How to Quickly Attribute Live‑Streaming Alert Issues in a Kubernetes Environment

Background

With the rapid growth of the community and live‑streaming business, user volume has surged and service stability requirements have become increasingly stringent. The article focuses on how to quickly attribute monitoring alerts to their root causes, enabling faster problem resolution for both experienced engineers and those with less troubleshooting experience.

Scope of the Practice

The discussion does not dive into specific business‑level bugs; instead, it explains how to map an alert to a particular layer (e.g., resource, storage, traffic path) using comprehensive logs, full‑link tracing, and contextual information. The same reasoning applies to code‑level issues.

Technical Environment

The live‑streaming service runs Go applications in a Kubernetes cluster. Metrics are visualized in Grafana, and alerts are sent via Feishu. Existing alert rules include RT anomalies, QPS spikes, goroutine growth, panic events, HTTP status errors, and business‑level exceptions.

Incident Overview

A recent RT jitter incident was initially mitigated by scaling, but the attribution process revealed several investigative steps:

Alert feedback showed increased service RT and goroutine counts.

Grafana revealed a traffic spike with a clear QPS rise.

HTTP/GRPC metrics indicated higher average RT and 99th‑percentile values.

MySQL RT surged, suggesting large or slow queries.

Redis RT also rose, hinting at Redis jitter that could cause timeouts and shift traffic to MySQL.

Routing Logic Analysis

Log inspection revealed redis timeout errors and third‑party service timeouts, confirming the issue was at the service level rather than the underlying infrastructure.
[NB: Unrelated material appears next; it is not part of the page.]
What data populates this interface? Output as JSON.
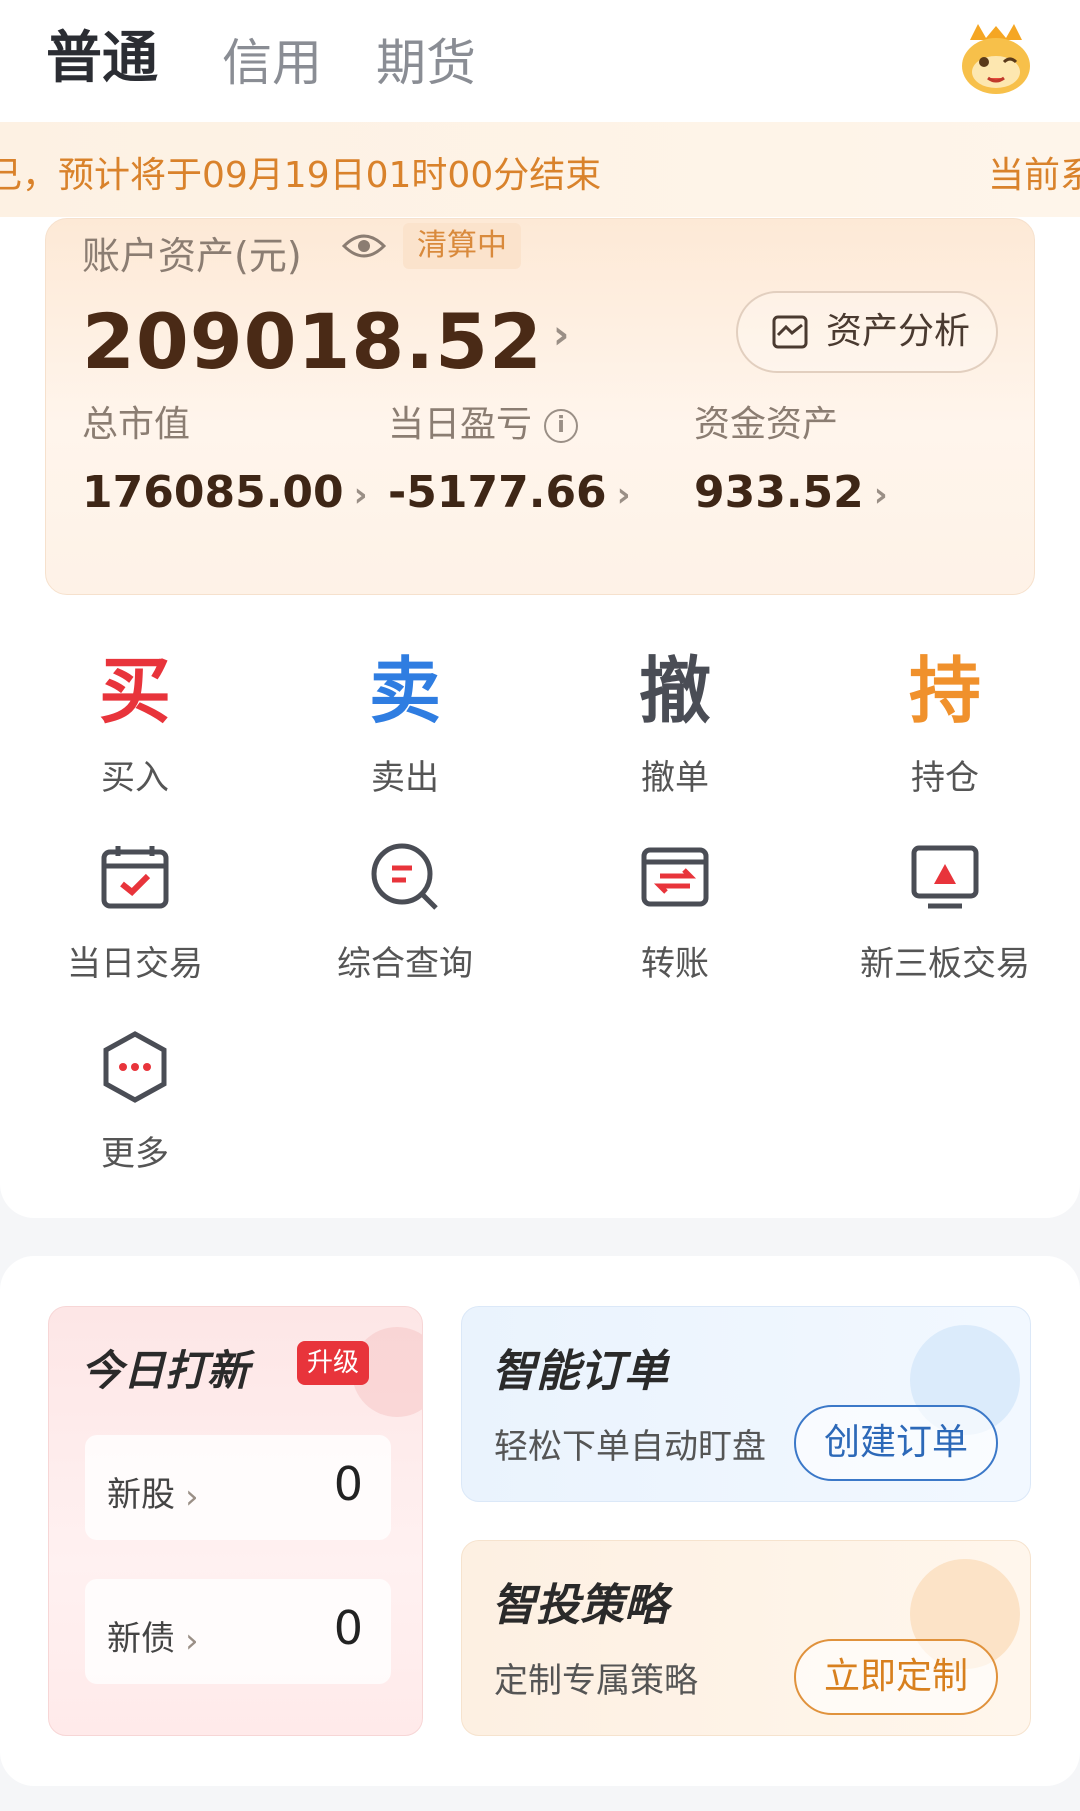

CPU and memory metrics showed no bottlenecks, allowing those causes to be ruled out.

Because the service runs multiple pods across different nodes, a single‑pod failure was excluded. Other services in the same cluster remained healthy, eliminating a network‑wide fault. The investigation therefore narrowed to two possibilities: storage‑layer failures or traffic‑path node problems.

Eliminating Storage‑Layer Issues

Using Alibaba Cloud RDS, both MySQL and Redis performance appeared normal with no slow‑query logs, sufficient resources, and stable network bandwidth. A cross‑service check showed another service sharing the same storage layer operated normally during the alert window, allowing storage‑layer faults to be dismissed.
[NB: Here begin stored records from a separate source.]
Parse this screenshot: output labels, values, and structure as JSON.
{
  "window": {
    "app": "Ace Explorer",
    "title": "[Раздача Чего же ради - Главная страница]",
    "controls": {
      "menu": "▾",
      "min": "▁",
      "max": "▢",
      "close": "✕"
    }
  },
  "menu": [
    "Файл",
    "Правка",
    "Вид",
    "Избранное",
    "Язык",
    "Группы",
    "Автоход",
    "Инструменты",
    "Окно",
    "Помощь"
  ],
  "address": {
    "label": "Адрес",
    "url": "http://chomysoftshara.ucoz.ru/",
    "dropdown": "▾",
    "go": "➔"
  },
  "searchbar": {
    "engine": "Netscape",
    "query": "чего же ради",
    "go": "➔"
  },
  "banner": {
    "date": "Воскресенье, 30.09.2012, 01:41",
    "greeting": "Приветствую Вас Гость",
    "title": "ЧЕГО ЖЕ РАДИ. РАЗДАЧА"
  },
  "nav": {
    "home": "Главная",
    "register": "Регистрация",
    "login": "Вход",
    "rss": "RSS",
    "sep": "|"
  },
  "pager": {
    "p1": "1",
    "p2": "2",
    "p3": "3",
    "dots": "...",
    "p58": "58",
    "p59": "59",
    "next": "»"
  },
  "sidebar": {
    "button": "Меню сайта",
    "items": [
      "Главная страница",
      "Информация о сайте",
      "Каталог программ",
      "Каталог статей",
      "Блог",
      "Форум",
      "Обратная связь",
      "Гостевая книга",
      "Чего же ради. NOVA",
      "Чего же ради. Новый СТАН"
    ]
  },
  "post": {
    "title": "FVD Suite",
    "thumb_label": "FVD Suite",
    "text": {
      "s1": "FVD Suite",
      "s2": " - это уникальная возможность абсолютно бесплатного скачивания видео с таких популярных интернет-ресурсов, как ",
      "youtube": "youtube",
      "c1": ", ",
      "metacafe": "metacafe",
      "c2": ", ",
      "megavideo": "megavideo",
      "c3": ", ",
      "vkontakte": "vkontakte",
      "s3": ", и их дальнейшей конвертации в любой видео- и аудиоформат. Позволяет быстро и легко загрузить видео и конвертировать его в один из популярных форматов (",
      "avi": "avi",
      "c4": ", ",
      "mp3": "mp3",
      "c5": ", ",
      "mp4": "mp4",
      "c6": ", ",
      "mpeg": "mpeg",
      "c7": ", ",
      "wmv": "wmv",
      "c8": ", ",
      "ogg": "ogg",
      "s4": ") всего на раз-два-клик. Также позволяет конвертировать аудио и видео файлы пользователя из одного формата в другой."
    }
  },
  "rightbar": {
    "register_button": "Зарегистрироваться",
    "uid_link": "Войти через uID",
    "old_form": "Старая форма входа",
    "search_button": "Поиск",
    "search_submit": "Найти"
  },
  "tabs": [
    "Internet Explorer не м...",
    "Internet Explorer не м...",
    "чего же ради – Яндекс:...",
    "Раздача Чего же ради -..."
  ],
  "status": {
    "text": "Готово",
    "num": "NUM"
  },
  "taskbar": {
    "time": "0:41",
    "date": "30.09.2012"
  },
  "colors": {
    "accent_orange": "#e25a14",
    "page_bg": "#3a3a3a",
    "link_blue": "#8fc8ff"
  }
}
Focusing on the Traffic‑Path Node

The service employs Istio as a service mesh. Initial Istio monitoring seemed fine, but the Istio load reported by the dashboard conflicted with observations from the operations team. After correcting the monitoring data collection, the true Istio load was found to be excessively high, directly correlating with the alert.

The sidecar resources were fixed at 2 CPU + 1 GB RAM, while the pod configuration had been upgraded to 4 CPU + 2 GB RAM. The increased pod resources caused the sidecar pool to be insufficient for the traffic volume, leading to Istio CPU overload and the observed jitter.

Solution: downgrade pod resources to 1 CPU + 2 GB RAM and increase the number of pods (maintaining a 1:1 pod‑to‑sidecar ratio) to expand the sidecar resource pool, thereby preventing similar incidents.

Impact Levels, Possible Causes, and Reference Checklist

CPU side : temporary traffic spikes, code bugs, service scaling, scheduled scripts.

Memory side : temporary traffic spikes, code bugs, service scaling (distinguish RSS vs. cache in k8s).

MySQL/Redis : traffic spikes, slow queries, large batch queries, resource shortages, HA failover.

Traffic‑path nodes : ingress issues (north‑south) or Istio problems (east‑west).

Reference Thinking Process

When an alert arrives, first determine the affected scope, then enumerate possible causes, and finally eliminate candidates based on current conditions. The funnel‑like investigation ends with the root cause.

Quick elimination cases include:

If other services sharing the same storage layer are healthy, storage can be ruled out.

Multiple pods across different ECS instances rule out a single‑node network fault.

If not all traffic entry/exit points are failing, the traffic‑path node can be excluded.

Traffic Path and Storage Layer Overview

North‑South Traffic : Ingress is the critical path; failures can render the entire k8s cluster unavailable.

East‑West Traffic : Envoy proxy handles all internal traffic; proxy issues affect service pods.

MySQL HA Architecture : Multi‑AZ deployment with automatic failover can cause brief service jitter during switchovers.

Redis HA Architecture : Proxy‑based cluster mode with master‑slave replication; automatic or manual failovers and resource changes can also trigger jitter.

Conclusion

Effective alert attribution requires not only solid code‑level debugging skills but also a deep understanding of the overall system architecture, including traffic paths, storage layers, and service‑mesh components. By following a structured funnel‑like analysis and leveraging cross‑service observations, teams can quickly pinpoint root causes and implement preventive measures.